With attrition rates running (conservatively) at 13% across the Insurance industry AND with the heightened focus on cost-control, a leader is left with two scenarios:

1. Back-fill the recently vacated role(s)

2. Don’t fill the role and hope the team can manage the extra load.

Let’s dissect.

Option 1

With Option 1, not only are you not moving the needle on budget, you’re actually adding to cost. Research by SHRM found that replacement costs (hiring, training, lost productivity) runs at between 60% - 200% the cost of the role being filled.

Now let’s factor that attrition rate back in. Assuming a department with 100 people being paid on average $60k. At 13% attrition, 13 staff members leave over the course of a year. That’s $780k in salary. So, when looking at the additional costs incurred by back-filling, that’s $468k to $1.5m of replacement costs on top of the salaries.

Option 2

By not back-filling in the same example as above, the leader would have an annual decrease in their spend of $780k.
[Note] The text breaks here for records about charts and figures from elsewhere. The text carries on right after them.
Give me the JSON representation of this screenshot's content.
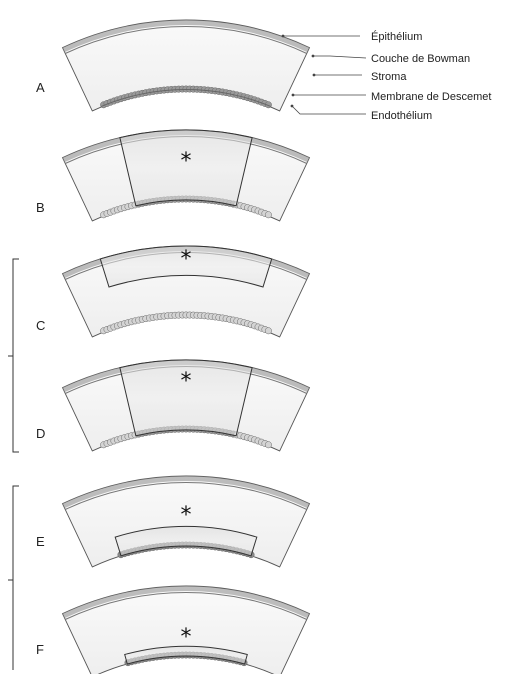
{
  "legend": {
    "epithelium": "Épithélium",
    "bowman": "Couche de Bowman",
    "stroma": "Stroma",
    "descemet": "Membrane de Descemet",
    "endothelium": "Endothélium"
  },
  "panels": [
    {
      "letter": "A",
      "marker": ""
    },
    {
      "letter": "B",
      "marker": "*"
    },
    {
      "letter": "C",
      "marker": "*"
    },
    {
      "letter": "D",
      "marker": "*"
    },
    {
      "letter": "E",
      "marker": "*"
    },
    {
      "letter": "F",
      "marker": "*"
    }
  ],
  "colors": {
    "stroma_fill": "#f4f4f4",
    "graft_fill": "#e6e6e6",
    "outline": "#555555",
    "epithelium": "#8a8a8a",
    "endothelium_cell": "#9a9a9a",
    "endothelium_faded": "#d4d4d4"
  }
}
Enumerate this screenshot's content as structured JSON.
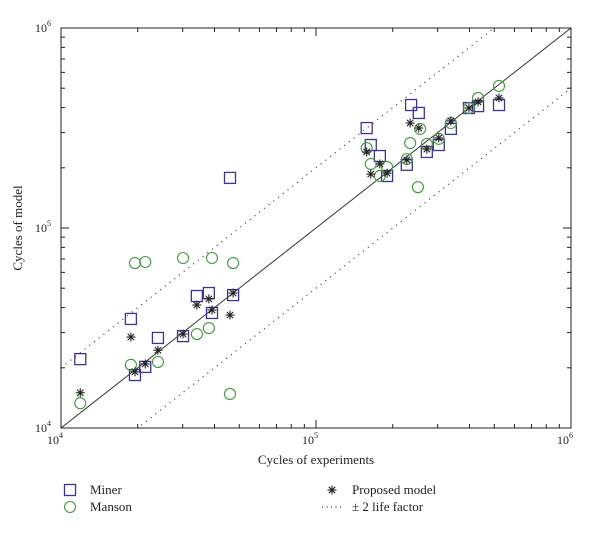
{
  "chart_data": {
    "type": "scatter",
    "title": "",
    "xlabel": "Cycles of experiments",
    "ylabel": "Cycles of model",
    "xscale": "log",
    "yscale": "log",
    "xlim": [
      10000,
      1000000
    ],
    "ylim": [
      10000,
      1000000
    ],
    "xticks": [
      {
        "base": "10",
        "exp": "4"
      },
      {
        "base": "10",
        "exp": "5"
      },
      {
        "base": "10",
        "exp": "6"
      }
    ],
    "yticks": [
      {
        "base": "10",
        "exp": "4"
      },
      {
        "base": "10",
        "exp": "5"
      },
      {
        "base": "10",
        "exp": "6"
      }
    ],
    "grid": false,
    "legend_position": "bottom",
    "reference_lines": [
      {
        "name": "1:1 line",
        "factor": 1,
        "style": "solid"
      },
      {
        "name": "± 2 life factor",
        "factor": 2,
        "style": "dotted"
      },
      {
        "name": "± 2 life factor",
        "factor": 0.5,
        "style": "dotted"
      }
    ],
    "series": [
      {
        "name": "Miner",
        "marker": "square",
        "color": "#3d3399",
        "points": [
          [
            11900,
            22100
          ],
          [
            18800,
            35100
          ],
          [
            19500,
            18400
          ],
          [
            21400,
            20200
          ],
          [
            24000,
            28200
          ],
          [
            30100,
            28800
          ],
          [
            34100,
            45700
          ],
          [
            38000,
            47300
          ],
          [
            39100,
            37600
          ],
          [
            47300,
            46200
          ],
          [
            46000,
            178000
          ],
          [
            236000,
            412000
          ],
          [
            253000,
            376000
          ],
          [
            158000,
            316000
          ],
          [
            164000,
            260000
          ],
          [
            178000,
            229000
          ],
          [
            190000,
            182000
          ],
          [
            227000,
            207000
          ],
          [
            272000,
            240000
          ],
          [
            303000,
            260000
          ],
          [
            338000,
            313000
          ],
          [
            398000,
            398000
          ],
          [
            432000,
            407000
          ],
          [
            522000,
            412000
          ]
        ]
      },
      {
        "name": "Manson",
        "marker": "circle",
        "color": "#3f9a3a",
        "points": [
          [
            11900,
            13300
          ],
          [
            19500,
            66800
          ],
          [
            21400,
            67600
          ],
          [
            18800,
            20700
          ],
          [
            24000,
            21400
          ],
          [
            30100,
            70800
          ],
          [
            34100,
            29500
          ],
          [
            38000,
            31600
          ],
          [
            39100,
            70800
          ],
          [
            47300,
            66800
          ],
          [
            46000,
            14800
          ],
          [
            522000,
            513000
          ],
          [
            432000,
            447000
          ],
          [
            398000,
            398000
          ],
          [
            338000,
            335000
          ],
          [
            303000,
            279000
          ],
          [
            272000,
            263000
          ],
          [
            256000,
            313000
          ],
          [
            234000,
            266000
          ],
          [
            227000,
            221000
          ],
          [
            158000,
            251000
          ],
          [
            164000,
            209000
          ],
          [
            178000,
            182000
          ],
          [
            190000,
            202000
          ],
          [
            251000,
            160000
          ]
        ]
      },
      {
        "name": "Proposed model",
        "marker": "asterisk",
        "color": "#222222",
        "points": [
          [
            11900,
            15000
          ],
          [
            18800,
            28500
          ],
          [
            19500,
            19100
          ],
          [
            21400,
            20900
          ],
          [
            24000,
            24500
          ],
          [
            30100,
            29500
          ],
          [
            34100,
            41200
          ],
          [
            38000,
            44200
          ],
          [
            39100,
            38900
          ],
          [
            46000,
            36700
          ],
          [
            47300,
            47300
          ],
          [
            522000,
            447000
          ],
          [
            432000,
            427000
          ],
          [
            398000,
            398000
          ],
          [
            338000,
            343000
          ],
          [
            303000,
            282000
          ],
          [
            272000,
            248000
          ],
          [
            253000,
            316000
          ],
          [
            234000,
            335000
          ],
          [
            227000,
            219000
          ],
          [
            158000,
            240000
          ],
          [
            178000,
            209000
          ],
          [
            164000,
            186000
          ],
          [
            190000,
            188000
          ]
        ]
      }
    ],
    "legend": [
      {
        "label": "Miner",
        "marker": "square"
      },
      {
        "label": "Manson",
        "marker": "circle"
      },
      {
        "label": "Proposed model",
        "marker": "asterisk"
      },
      {
        "label": "± 2 life factor",
        "marker": "dotted-line"
      }
    ]
  }
}
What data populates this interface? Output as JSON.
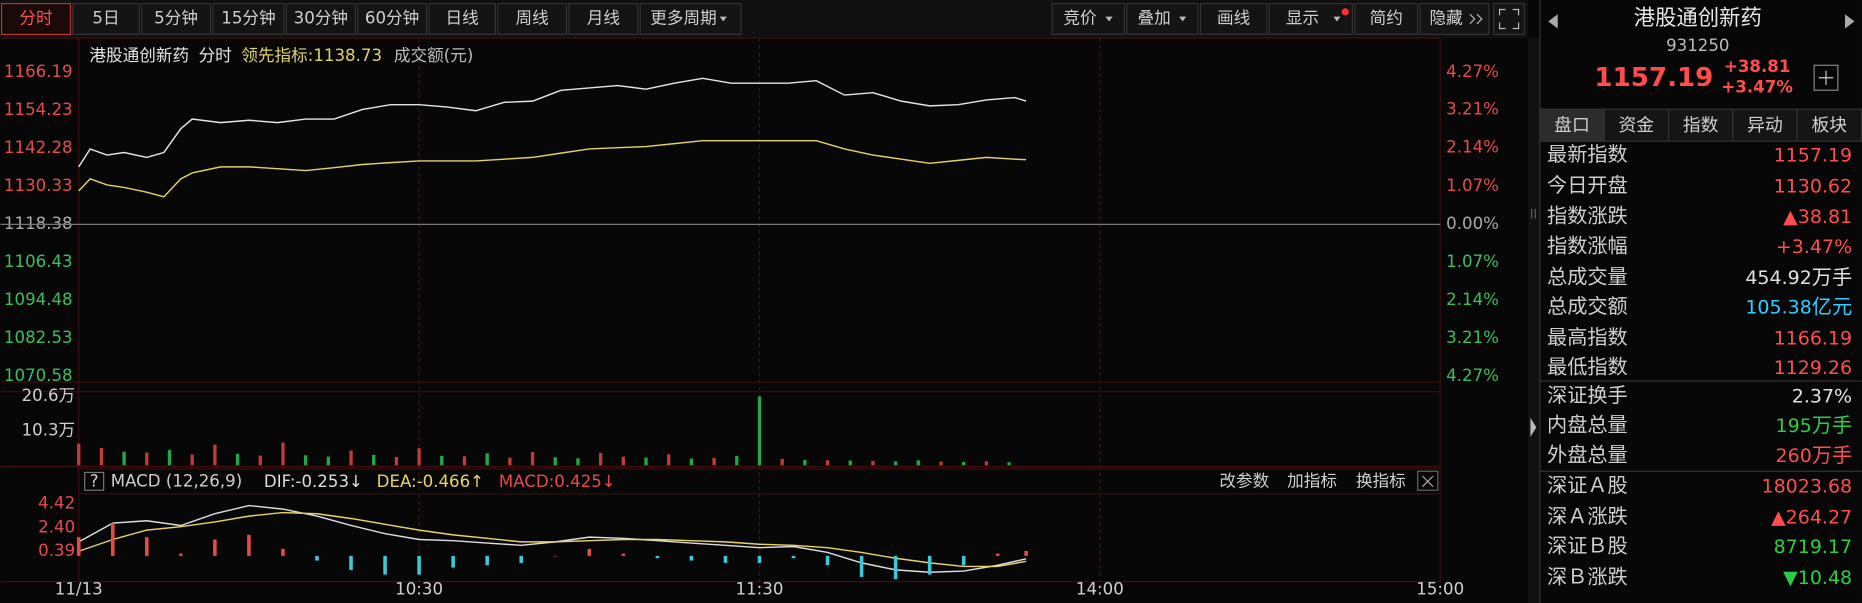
{
  "toolbar": {
    "periods": [
      "分时",
      "5日",
      "5分钟",
      "15分钟",
      "30分钟",
      "60分钟",
      "日线",
      "周线",
      "月线",
      "更多周期"
    ],
    "active": 0,
    "tools": [
      "竞价",
      "叠加",
      "画线",
      "显示",
      "简约",
      "隐藏"
    ]
  },
  "chart_data": [
    {
      "type": "line",
      "name": "港股通创新药",
      "mode": "分时",
      "indicator": {
        "label": "领先指标:",
        "value": 1138.73
      },
      "unit_note": "成交额(元)",
      "xlim": [
        0,
        240
      ],
      "x": [
        0,
        2,
        5,
        8,
        12,
        15,
        18,
        20,
        25,
        30,
        35,
        40,
        45,
        50,
        55,
        60,
        65,
        70,
        75,
        80,
        85,
        90,
        95,
        100,
        105,
        110,
        115,
        120,
        125,
        130,
        135,
        140,
        145,
        150,
        155,
        160,
        165,
        167
      ],
      "series": [
        {
          "name": "港股通创新药",
          "color": "#e6e6e6",
          "values": [
            1136.45,
            1142.1,
            1140.21,
            1140.97,
            1139.46,
            1140.97,
            1148.5,
            1151.51,
            1150.38,
            1151.13,
            1150.38,
            1151.51,
            1151.51,
            1154.52,
            1156.03,
            1156.03,
            1155.27,
            1154.14,
            1156.78,
            1157.16,
            1160.54,
            1161.3,
            1162.05,
            1160.92,
            1162.8,
            1164.31,
            1162.8,
            1162.8,
            1162.8,
            1163.56,
            1159.04,
            1159.79,
            1157.16,
            1155.65,
            1156.03,
            1157.53,
            1158.28,
            1157.19
          ]
        },
        {
          "name": "领先指标:",
          "color": "#e0d36a",
          "values": [
            1128.92,
            1132.69,
            1130.8,
            1130.0,
            1128.5,
            1127.04,
            1132.69,
            1134.57,
            1136.45,
            1136.45,
            1135.9,
            1135.32,
            1136.2,
            1137.2,
            1137.8,
            1138.33,
            1138.33,
            1138.33,
            1138.9,
            1139.46,
            1140.8,
            1142.1,
            1142.5,
            1142.85,
            1143.8,
            1144.73,
            1144.73,
            1144.73,
            1144.73,
            1144.73,
            1142.1,
            1140.21,
            1138.9,
            1137.58,
            1138.5,
            1139.46,
            1138.9,
            1138.73
          ]
        }
      ],
      "ylim": [
        1070.58,
        1166.19
      ],
      "yticks": [
        1166.19,
        1154.23,
        1142.28,
        1130.33,
        1118.38,
        1106.43,
        1094.48,
        1082.53,
        1070.58
      ],
      "y2lim": [
        -4.27,
        4.27
      ],
      "y2ticks": [
        {
          "value": 4.27,
          "label": "4.27%"
        },
        {
          "value": 3.21,
          "label": "3.21%"
        },
        {
          "value": 2.14,
          "label": "2.14%"
        },
        {
          "value": 1.07,
          "label": "1.07%"
        },
        {
          "value": 0,
          "label": "0.00%"
        },
        {
          "value": -1.07,
          "label": "1.07%"
        },
        {
          "value": -2.14,
          "label": "2.14%"
        },
        {
          "value": -3.21,
          "label": "3.21%"
        },
        {
          "value": -4.27,
          "label": "4.27%"
        }
      ],
      "up_color": "#e84a4a",
      "down_color": "#3bbf5b",
      "flat_color": "#aaaaaa"
    },
    {
      "type": "bar",
      "xlim": [
        0,
        240
      ],
      "x": [
        0,
        4,
        8,
        12,
        16,
        20,
        24,
        28,
        32,
        36,
        40,
        44,
        48,
        52,
        56,
        60,
        64,
        68,
        72,
        76,
        80,
        84,
        88,
        92,
        96,
        100,
        104,
        108,
        112,
        116,
        120,
        124,
        128,
        132,
        136,
        140,
        144,
        148,
        152,
        156,
        160,
        164
      ],
      "values": [
        6.5,
        5.2,
        4.1,
        3.8,
        4.6,
        3.2,
        6.2,
        3.4,
        2.9,
        6.8,
        3.0,
        2.6,
        4.4,
        3.1,
        2.5,
        5.1,
        2.8,
        2.7,
        3.6,
        2.3,
        4.0,
        2.4,
        2.1,
        3.7,
        2.6,
        2.3,
        3.3,
        2.0,
        2.2,
        2.8,
        20.6,
        1.9,
        1.6,
        1.5,
        1.4,
        1.3,
        1.2,
        1.5,
        1.1,
        1.0,
        1.2,
        0.9
      ],
      "up": [
        true,
        true,
        false,
        true,
        false,
        true,
        true,
        false,
        true,
        true,
        false,
        false,
        true,
        false,
        true,
        true,
        false,
        true,
        false,
        true,
        true,
        false,
        false,
        true,
        true,
        false,
        true,
        false,
        true,
        false,
        false,
        true,
        false,
        true,
        false,
        true,
        false,
        false,
        true,
        false,
        true,
        false
      ],
      "up_color": "#c23a3a",
      "down_color": "#22a84a",
      "ylim": [
        0,
        20.6
      ],
      "yticks": [
        {
          "value": 20.6,
          "label": "20.6万"
        },
        {
          "value": 10.3,
          "label": "10.3万"
        }
      ]
    },
    {
      "type": "macd",
      "help": "?",
      "title": "MACD (12,26,9)",
      "xlim": [
        0,
        240
      ],
      "xticks": [
        {
          "value": 0,
          "label": "11/13"
        },
        {
          "value": 60,
          "label": "10:30"
        },
        {
          "value": 120,
          "label": "11:30"
        },
        {
          "value": 180,
          "label": "14:00"
        },
        {
          "value": 240,
          "label": "15:00"
        }
      ],
      "x": [
        0,
        6,
        12,
        18,
        24,
        30,
        36,
        42,
        48,
        54,
        60,
        66,
        72,
        78,
        84,
        90,
        96,
        102,
        108,
        114,
        120,
        126,
        132,
        138,
        144,
        150,
        156,
        162,
        167
      ],
      "series": [
        {
          "name": "DIF:",
          "current": -0.253,
          "trend": "↓",
          "color": "#dddddd",
          "values": [
            1.2,
            2.8,
            3.0,
            2.6,
            3.6,
            4.3,
            4.0,
            3.4,
            2.6,
            1.9,
            1.4,
            1.3,
            1.1,
            0.9,
            1.2,
            1.6,
            1.5,
            1.3,
            1.1,
            0.9,
            0.7,
            0.8,
            0.3,
            -0.6,
            -1.2,
            -1.4,
            -1.3,
            -0.8,
            -0.253
          ]
        },
        {
          "name": "DEA:",
          "current": -0.466,
          "trend": "↑",
          "color": "#e6d36a",
          "values": [
            0.4,
            1.4,
            2.2,
            2.5,
            2.9,
            3.4,
            3.7,
            3.6,
            3.2,
            2.7,
            2.2,
            1.8,
            1.5,
            1.2,
            1.2,
            1.3,
            1.4,
            1.4,
            1.3,
            1.2,
            1.0,
            0.9,
            0.7,
            0.3,
            -0.2,
            -0.6,
            -0.9,
            -0.9,
            -0.466
          ]
        },
        {
          "name": "MACD:",
          "current": 0.425,
          "trend": "↓",
          "color": "#e84a4a",
          "type": "bar",
          "down_color": "#3cc8d8",
          "values": [
            1.6,
            2.8,
            1.6,
            0.2,
            1.4,
            1.8,
            0.6,
            -0.4,
            -1.2,
            -1.6,
            -1.6,
            -1.0,
            -0.8,
            -0.6,
            0.0,
            0.6,
            0.2,
            -0.2,
            -0.4,
            -0.6,
            -0.6,
            -0.2,
            -0.8,
            -1.8,
            -2.0,
            -1.6,
            -0.8,
            0.2,
            0.425
          ]
        }
      ],
      "ylim": [
        -2.2,
        4.9
      ],
      "yticks": [
        4.42,
        {
          "value": 2.4,
          "label": "2.40"
        },
        0.39
      ],
      "buttons": [
        "改参数",
        "加指标",
        "换指标"
      ]
    }
  ],
  "quote": {
    "name": "港股通创新药",
    "code": "931250",
    "price": "1157.19",
    "change": "+38.81",
    "change_pct": "+3.47%",
    "tabs": [
      "盘口",
      "资金",
      "指数",
      "异动",
      "板块"
    ],
    "groups": [
      [
        {
          "label": "最新指数",
          "value": "1157.19",
          "color": "#ff4d4d"
        },
        {
          "label": "今日开盘",
          "value": "1130.62",
          "color": "#ff4d4d"
        },
        {
          "label": "指数涨跌",
          "value": "▲38.81",
          "color": "#ff4d4d"
        },
        {
          "label": "指数涨幅",
          "value": "+3.47%",
          "color": "#ff4d4d"
        },
        {
          "label": "总成交量",
          "value": "454.92",
          "unit": "万手",
          "color": "#e0e0e0"
        },
        {
          "label": "总成交额",
          "value": "105.38",
          "unit": "亿元",
          "color": "#33ccff"
        },
        {
          "label": "最高指数",
          "value": "1166.19",
          "color": "#ff4d4d"
        },
        {
          "label": "最低指数",
          "value": "1129.26",
          "color": "#ff4d4d"
        }
      ],
      [
        {
          "label": "深证换手",
          "value": "2.37%",
          "color": "#e0e0e0"
        },
        {
          "label": "内盘总量",
          "value": "195",
          "unit": "万手",
          "color": "#2ecc40"
        },
        {
          "label": "外盘总量",
          "value": "260",
          "unit": "万手",
          "color": "#ff4d4d"
        }
      ],
      [
        {
          "label": "深证Ａ股",
          "value": "18023.68",
          "color": "#ff4d4d"
        },
        {
          "label": "深Ａ涨跌",
          "value": "▲264.27",
          "color": "#ff4d4d"
        },
        {
          "label": "深证Ｂ股",
          "value": "8719.17",
          "color": "#2ecc40"
        },
        {
          "label": "深Ｂ涨跌",
          "value": "▼10.48",
          "color": "#2ecc40"
        }
      ]
    ]
  }
}
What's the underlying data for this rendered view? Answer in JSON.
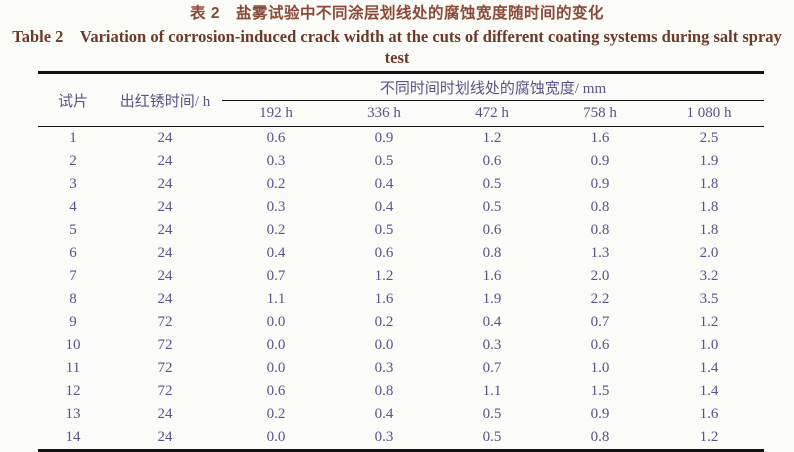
{
  "title": {
    "zh": "表 2　盐雾试验中不同涂层划线处的腐蚀宽度随时间的变化",
    "en": "Table 2　Variation of corrosion-induced crack width at the cuts of different coating systems during salt spray test"
  },
  "table": {
    "col1_header": "试片",
    "col2_header": "出红锈时间/ h",
    "spanner_header": "不同时间时划线处的腐蚀宽度/ mm",
    "time_headers": [
      "192 h",
      "336 h",
      "472 h",
      "758 h",
      "1 080 h"
    ],
    "rows": [
      {
        "specimen": "1",
        "rust_time": "24",
        "widths": [
          "0.6",
          "0.9",
          "1.2",
          "1.6",
          "2.5"
        ]
      },
      {
        "specimen": "2",
        "rust_time": "24",
        "widths": [
          "0.3",
          "0.5",
          "0.6",
          "0.9",
          "1.9"
        ]
      },
      {
        "specimen": "3",
        "rust_time": "24",
        "widths": [
          "0.2",
          "0.4",
          "0.5",
          "0.9",
          "1.8"
        ]
      },
      {
        "specimen": "4",
        "rust_time": "24",
        "widths": [
          "0.3",
          "0.4",
          "0.5",
          "0.8",
          "1.8"
        ]
      },
      {
        "specimen": "5",
        "rust_time": "24",
        "widths": [
          "0.2",
          "0.5",
          "0.6",
          "0.8",
          "1.8"
        ]
      },
      {
        "specimen": "6",
        "rust_time": "24",
        "widths": [
          "0.4",
          "0.6",
          "0.8",
          "1.3",
          "2.0"
        ]
      },
      {
        "specimen": "7",
        "rust_time": "24",
        "widths": [
          "0.7",
          "1.2",
          "1.6",
          "2.0",
          "3.2"
        ]
      },
      {
        "specimen": "8",
        "rust_time": "24",
        "widths": [
          "1.1",
          "1.6",
          "1.9",
          "2.2",
          "3.5"
        ]
      },
      {
        "specimen": "9",
        "rust_time": "72",
        "widths": [
          "0.0",
          "0.2",
          "0.4",
          "0.7",
          "1.2"
        ]
      },
      {
        "specimen": "10",
        "rust_time": "72",
        "widths": [
          "0.0",
          "0.0",
          "0.3",
          "0.6",
          "1.0"
        ]
      },
      {
        "specimen": "11",
        "rust_time": "72",
        "widths": [
          "0.0",
          "0.3",
          "0.7",
          "1.0",
          "1.4"
        ]
      },
      {
        "specimen": "12",
        "rust_time": "72",
        "widths": [
          "0.6",
          "0.8",
          "1.1",
          "1.5",
          "1.4"
        ]
      },
      {
        "specimen": "13",
        "rust_time": "24",
        "widths": [
          "0.2",
          "0.4",
          "0.5",
          "0.9",
          "1.6"
        ]
      },
      {
        "specimen": "14",
        "rust_time": "24",
        "widths": [
          "0.0",
          "0.3",
          "0.5",
          "0.8",
          "1.2"
        ]
      }
    ]
  },
  "colors": {
    "background": "#fbfbf8",
    "title_zh": "#8b4a37",
    "title_en": "#6b3a28",
    "table_text": "#5c518a",
    "rule": "#111111"
  }
}
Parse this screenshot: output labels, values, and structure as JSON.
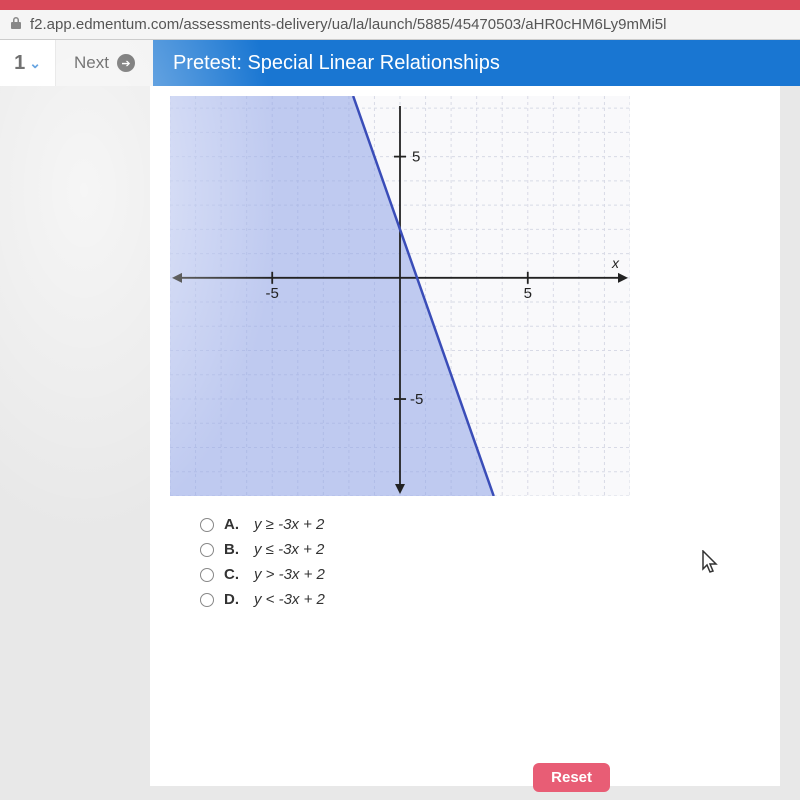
{
  "browser": {
    "url": "f2.app.edmentum.com/assessments-delivery/ua/la/launch/5885/45470503/aHR0cHM6Ly9mMi5l"
  },
  "nav": {
    "page_number": "1",
    "next_label": "Next",
    "title": "Pretest: Special Linear Relationships"
  },
  "graph": {
    "type": "inequality-plot",
    "x_range": [
      -9,
      9
    ],
    "y_range": [
      -9,
      7.5
    ],
    "x_tick": -5,
    "x_tick_label": "-5",
    "x_tick2": 5,
    "x_tick2_label": "5",
    "y_tick": 5,
    "y_tick_label": "5",
    "y_tick2": -5,
    "y_tick2_label": "-5",
    "x_axis_label": "x",
    "line": {
      "slope": -3,
      "intercept": 2,
      "style": "solid",
      "color": "#3a4db8",
      "width": 2.5
    },
    "shade": "left",
    "shade_color": "#8fa4e8",
    "shade_opacity": 0.55,
    "grid_color": "#d8dae6",
    "grid_dash": "3,3",
    "background": "#f9f9fb",
    "axis_color": "#222"
  },
  "options": [
    {
      "letter": "A.",
      "text": "y ≥ -3x + 2"
    },
    {
      "letter": "B.",
      "text": "y ≤ -3x + 2"
    },
    {
      "letter": "C.",
      "text": "y > -3x + 2"
    },
    {
      "letter": "D.",
      "text": "y < -3x + 2"
    }
  ],
  "reset_label": "Reset"
}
Now obviously, from a purely cost-saving perspective, Option 2 wins out.

There’s a fairly large elephant in the room though…the same amount of work needs to be completed by the remaining 87 staff…while balancing service levels, quality, customer experience and staff engagement and burnout.

So, what can you do when you’re under cost and service-level pressure?

  • You can look at the efficiency of your process and systems…that’ll help decrease the overall workload, however it may take some time to execute (and my colleague Lee Gardiner has a great piece on the Hype Cycle which relates to this)
  • You can move work offshore or outsource, but that comes with its own raft of issues.

There is a third option however…

You can focus on Friction encountered by your frontline staff. The obstacles and pain-points they encounter each day are not only frustrating for them but take time away from focusing on meaningful work. An Ohio State study found that ‘in an 8-hour day, the average employee is productive for 2 hours and 53 minutes’. The rest of their day is lost to friction.

Friction is significant and is easy to eliminate once you can see it. The problem is, most organizations don’t have a systemic approach in place to capturing Friction. Instead, initiatives are driven by anecdotal evidence or responding to the squeakiest wheel.

To wrap up this exercise, let’s take the remaining 87 staff, and assume that we can remove 1 hour of Friction per person per day. That’s 87 hours of released capacity every day. The equivalent of 12 full-time employees.

So by focusing on friction at the frontline, not only can you save $780k (13%) annually through attrition (and all the costs associated with replacing these roles), you’ll positively impact team engagement by removing pain-points, and you’ll essentially fill the gap that attrition left through higher production.